A major limitation is the small group size and lack of power, particularly in the sex stratified analyses. However, we did record clear-cut effects on sleepiness (KSS) and PVT. Hence, the SR did produce substantial effects. Future studies should have adequate statistical power to do separate analyses in both men and women.

Partial SR for only one night is probably not sufficient to cause changes in inflammation and pain sensitivity at least in men, although some complied with the original protocol and got two nights partial SR. The time frame of 10:00–12:00 for blood sample collection is somewhat broad, given the known diurnal fluctuations in inflammation markers in healthy individuals [56]. The main cause of the variable blood sampling time was variable duration of the experiment, particularly caused by the time it took to obtain correct montage of the EEG electrodes.

However, the fact that we found increased heat pain sensitivity in women after SR highlights the important relationship between sleep and pain and may indicate that women are more vulnerable than men for consequences of SR. We did not synchronize SR and testing with menstrual cycle which influences several components of inflammation. Hence, we cannot rule out that testing took place on days at different cycle phases that cancel out potential effects of SR. Experimental pain sensitivity has been found to vary across the menstrual cycle [60].

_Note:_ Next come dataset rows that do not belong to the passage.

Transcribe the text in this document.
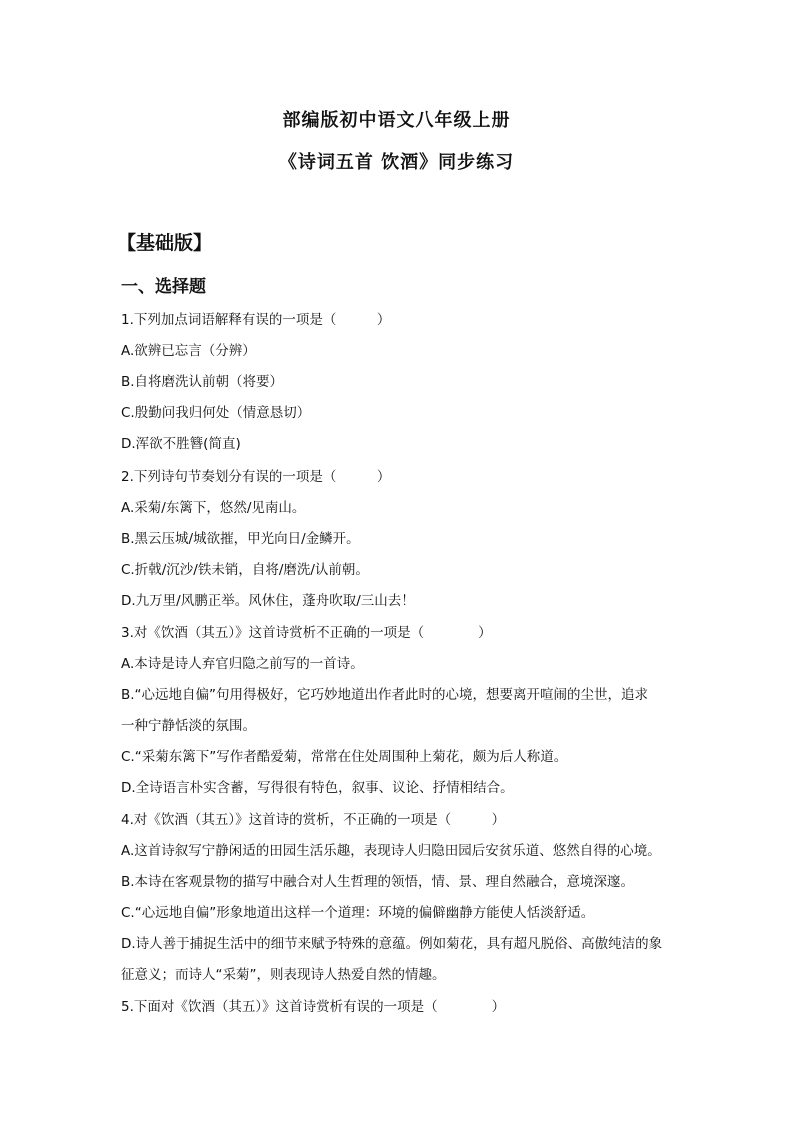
部编版初中语文八年级上册
《诗词五首 饮酒》同步练习
【基础版】
一、选择题
1.下列加点词语解释有误的一项是（　　　）
A.欲辨已忘言（分辨）
B.自将磨洗认前朝（将要）
C.殷勤问我归何处（情意恳切）
D.浑欲不胜簪(简直)
2.下列诗句节奏划分有误的一项是（　　　）
A.采菊/东篱下，悠然/见南山。
B.黑云压城/城欲摧，甲光向日/金鳞开。
C.折戟/沉沙/铁未销，自将/磨洗/认前朝。
D.九万里/风鹏正举。风休住，蓬舟吹取/三山去！
3.对《饮酒（其五）》这首诗赏析不正确的一项是（　　　　）
A.本诗是诗人弃官归隐之前写的一首诗。
B.“心远地自偏”句用得极好，它巧妙地道出作者此时的心境，想要离开喧闹的尘世，追求
一种宁静恬淡的氛围。
C.“采菊东篱下”写作者酷爱菊，常常在住处周围种上菊花，颇为后人称道。
D.全诗语言朴实含蓄，写得很有特色，叙事、议论、抒情相结合。
4.对《饮酒（其五）》这首诗的赏析，不正确的一项是（　　　）
A.这首诗叙写宁静闲适的田园生活乐趣，表现诗人归隐田园后安贫乐道、悠然自得的心境。
B.本诗在客观景物的描写中融合对人生哲理的领悟，情、景、理自然融合，意境深邃。
C.“心远地自偏”形象地道出这样一个道理：环境的偏僻幽静方能使人恬淡舒适。
D.诗人善于捕捉生活中的细节来赋予特殊的意蕴。例如菊花，具有超凡脱俗、高傲纯洁的象
征意义；而诗人“采菊”，则表现诗人热爱自然的情趣。
5.下面对《饮酒（其五）》这首诗赏析有误的一项是（　　　　）
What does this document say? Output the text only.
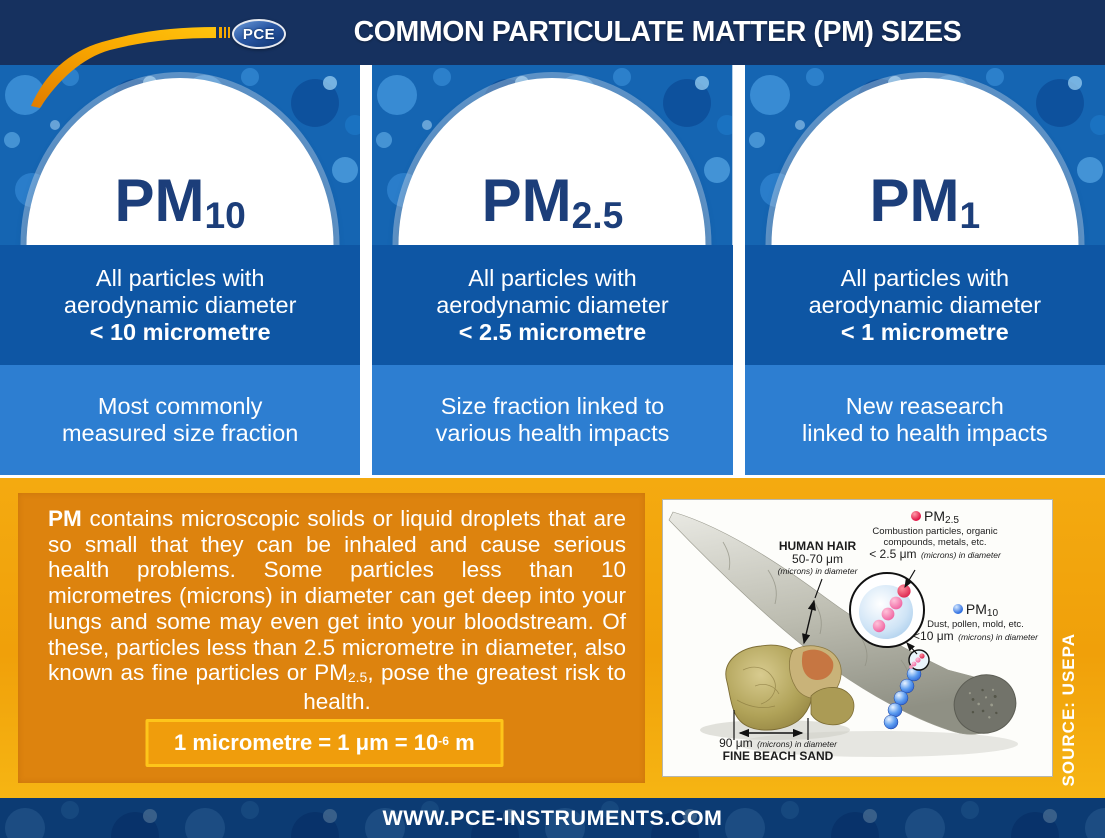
COMMON PARTICULATE MATTER (PM) SIZES
PCE
PM10
All particles with
aerodynamic diameter
< 10 micrometre
Most commonly
measured size fraction
PM2.5
All particles with
aerodynamic diameter
< 2.5 micrometre
Size fraction linked to
various health impacts
PM1
All particles with
aerodynamic diameter
< 1 micrometre
New reasearch
linked to health impacts

PM contains microscopic solids or liquid droplets that are so small that they can be inhaled and cause serious health problems. Some particles less than 10 micrometres (microns) in diameter can get deep into your lungs and some may even get into your bloodstream. Of these, particles less than 2.5 micrometre in diameter, also known as fine particles or PM2.5, pose the greatest risk to health.

1 micrometre = 1 $\mu m = 10^{-6}$ m
HUMAN HAIR
50-70 μm
(microns) in diameter
PM2.5
Combustion particles, organic
compounds, metals, etc.
< 2.5 μm (microns) in diameter
PM10
Dust, pollen, mold, etc.
<10 μm (microns) in diameter
90 μm (microns) in diameter
FINE BEACH SAND	SOURCE: USEPA
WWW.PCE-INSTRUMENTS.COM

The present findings indicate that suprathreshold measures of pain sensitivity are more sensitive to SR than pain thresholds. Sensitivity analyses suggested that the increased pain sensitivity to heat pain was limited to the female participants. Whether low-grade inflammation may explain the association between pain and disturbed sleep is still unknown, but we did not find an effect of SR on our selected biomarkers of inflammation. The findings should be cautiously interpreted given the poor adherence to the SR condition.